Sans répondre aux gamins qui voulaient jouer avec lui, Paneb courut jusqu’à la demeure du maître d’œuvre où il fut accueilli par Noiraud. Brossé avec soin, le chien noir étincelait.
— Claire, j’ai besoin d’aide !
Néfer apparut.
— Nous sommes en train de nous habiller... Pharaon ne va plus tarder.
— Je sais, mais il s’agit d’une urgence. Si la femme sage n’intervient pas, je risque d’avoir de gros ennuis.
— Ton urgence ne pourrait-elle pas attendre demain ?
— Vraiment pas... Et il serait bon que Claire vienne avec du matériel, que je porterai, bien entendu. Les deux bonshommes à soigner sont plutôt amochés.
Le premier avait une plaie profonde au niveau du sourcil. Claire la sonda et constata que l’os n’était pas gravement atteint. Tout en maintenant serrés les bords de la blessure, elle les recousit avec du fil, disposa deux bandes adhésives[3] et appliqua un pansement imprégné de miel et de graisse. Pour éviter des séquelles, elle prescrivit un baume composé de lait de vache et de farine d’orge, à appliquer plusieurs fois par jour jusqu’à complète guérison.
Le second souffrait d’une fracture du nez et avait perdu beaucoup de sang. Avec des linges doux, la femme sage le nettoya, puis lui plaça un tampon de lin enduit de miel dans chaque narine et disposa deux attelles recouvertes de lin afin de resserrer le nez. Elle prescrivit un régime alimentaire pour hâter la cicatrisation.

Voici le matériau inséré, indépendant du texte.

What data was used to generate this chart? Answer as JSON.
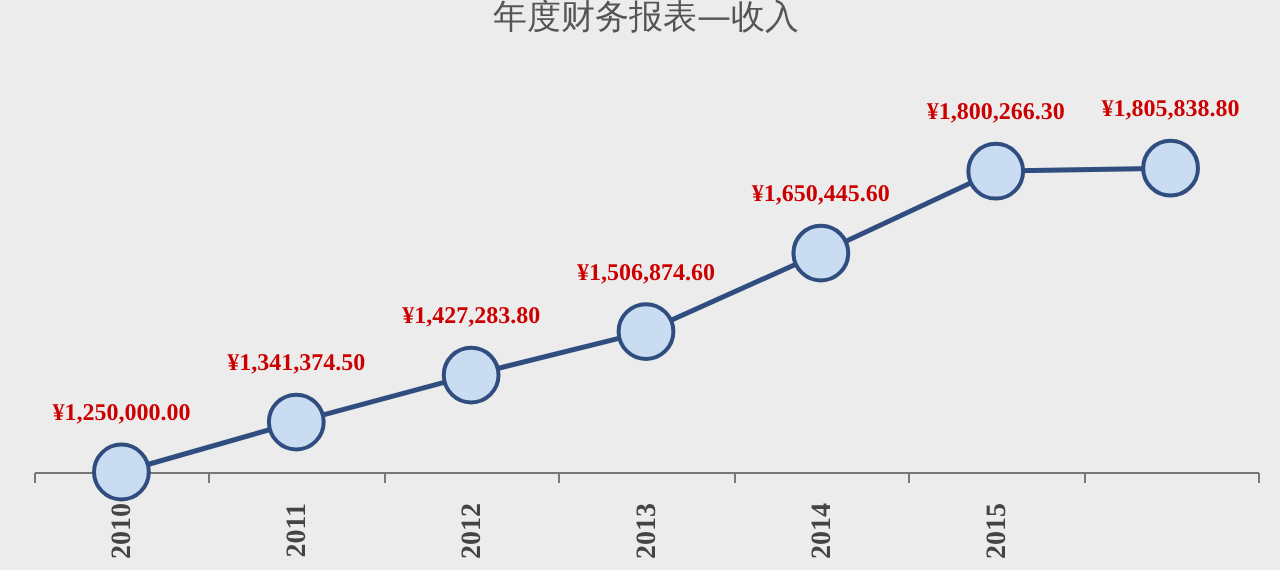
{
  "chart_data": {
    "type": "line",
    "title": "年度财务报表—收入",
    "categories": [
      "2010",
      "2011",
      "2012",
      "2013",
      "2014",
      "2015",
      null
    ],
    "series": [
      {
        "color": "#2f4d7e",
        "values": [
          1250000,
          1341374.5,
          1427283.8,
          1506874.6,
          1650445.6,
          1800266.3,
          1805838.8
        ],
        "value_labels": [
          "¥1,250,000.00",
          "¥1,341,374.50",
          "¥1,427,283.80",
          "¥1,506,874.60",
          "¥1,650,445.60",
          "¥1,800,266.30",
          "¥1,805,838.80"
        ]
      }
    ],
    "marker": "circle",
    "grid": false,
    "legend": false
  }
}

Heureux d’être bien soignés, les deux garçons s’éloignèrent sans demander leur reste. Assurés de recouvrer la santé, ils n’avaient plus la moindre envie de retrouver sur leur chemin le jeune colosse aux poings plus durs que la pierre.
— Merci, Claire. Sans toi...
— Une mère a parfois des enfants difficiles, Paneb, et tu sais ne pas te faire oublier.
— Malgré mes mises en garde, ils se sont comportés comme deux imbéciles. Je ne suis quand même pas responsable de la stupidité d’autrui !
— Allons nous préparer. Tu ne voudrais pas manquer l’arrivée de Pharaon ?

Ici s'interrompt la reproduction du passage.